A specific radioenzymatic assay for dihydroxyphenylalanine (DOPA). Plasma dopa may be the precursor of urine free dopamine.


  • MJ Brown,

  • CT Dollery


1 A sensitive radioenzymatic assay was developed, in which DOPA is enzymatically decarboxylated to dopamine and the latter converted to [3H]-methoxytyramine in the presence of [3H]-S-adenosyl-L-methionine and catechol-o-methyltransferase. 2 The assay was specific for DOPA, and was sensitive to 50 pg/ml. 3 Endogenous DOPA was found to be present in the plasma of eight human volunteers at a concentration of 10.46 +/− 2.42 nmol/l. 4 Simultaneous urine collections in the same subjects showed a free dopamine excretion of 68.88 +/− 17.70 nmol/h.
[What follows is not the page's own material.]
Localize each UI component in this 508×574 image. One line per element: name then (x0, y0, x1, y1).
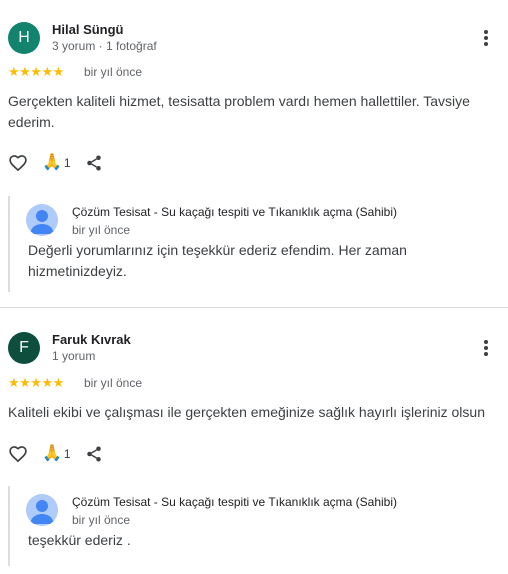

There was significant correlation (P less than 0.01) between plasma DOPA concentration and urine free dopamine excretion (r = 0.84). 5 After the oral administration of 250 mg levodopa, plasma DOPA and urine dopamine both increased by a similar proportion (98 +/− 8.4-fold, and 93.4 +/− 6.9-fold respectively). These compare with an increase in plasma dopamine of only 26 +/− 15-fold (P less than 0.01). 6 Following the orale dose DOPA, the increase in plasma DOPA, but not plasma dopamine, could account for the increase in urine dopamine. The calculated clearance of plasma DOPA by renal decarboxylation to dopamine was 114 +/− 20 ml/min. 7 This is not significantly different from the apparent clearance of endogenous DOPA by renal decarboxylation to dopamine, and suggests that there is adequate renal decarboxylase activity for DOPA to be the precursor for renal dopamine formation.